The Western mind has a regrettable habit of conflating all Eastern religions, despite their distinct differences. This may be excusable when one considers that in the case of a few of them emerged from one, branching off philosophically and geographically. This, of course, results in similarities as well as differences. Two such related but now divergent religions are Hinduism and Jainism.

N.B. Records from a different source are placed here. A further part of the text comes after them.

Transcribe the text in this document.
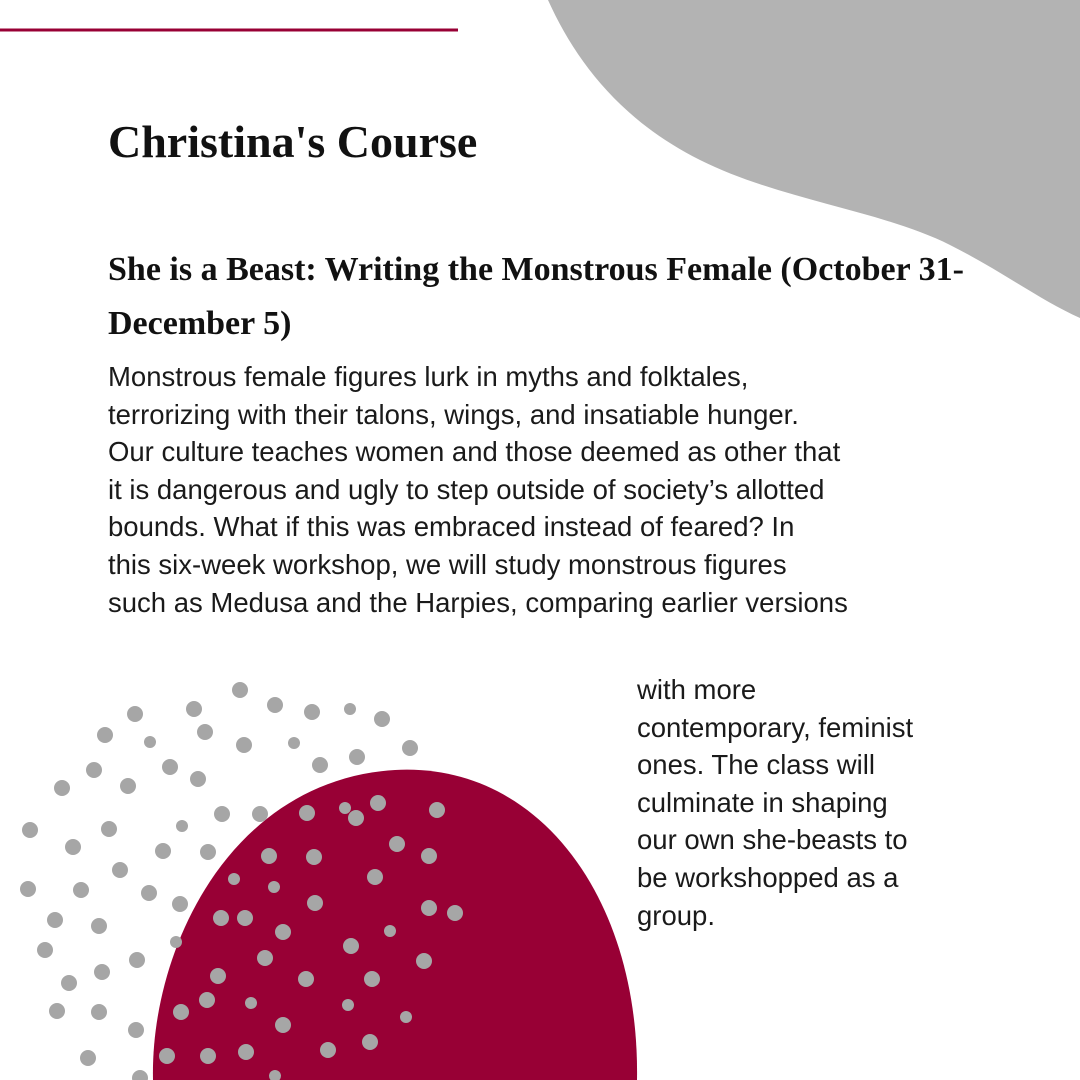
Christina's Course
She is a Beast: Writing the Monstrous Female (October 31-December 5)
Monstrous female figures lurk in myths and folktales,
terrorizing with their talons, wings, and insatiable hunger.
Our culture teaches women and those deemed as other that
it is dangerous and ugly to step outside of society’s allotted
bounds. What if this was embraced instead of feared? In
this six-week workshop, we will study monstrous figures
such as Medusa and the Harpies, comparing earlier versions
with more
contemporary, feminist
ones. The class will
culminate in shaping
our own she-beasts to
be workshopped as a
group.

Hinduism, “perhaps the oldest and most complex of all the religions of the world,” can trace its origins back to the third millennium B.C.E (Hopfe, 1994, p. 76). Hinduism, unlike many other major religions, does not have an “identifiable founder” (Hopfe, 1994, p. 76). The word Hindu itself reveals the geographical origins of the religion; it derives from “the Sanskrit name for the river Indus, Sindhu” (Hopfe, 1994, p. 76). This geographical designation also indicates its cultural origins as well, as it “generally applies to the religion of the people of India” (Hopfe, 1994, p. 76). The people responsible for the development of the religion were “a pastoral people of Aryan stock from a homeland near the Caspian Sea” (Chakravarty, 1978, p. 34). Their combined native beliefs spawned many sacred texts including the Vedas from which emerges the central idea of Hinduism – “the Brahman, the Supreme Being, the God above all gods, the source of universal life” (Chakravarty, 1978, p. 34).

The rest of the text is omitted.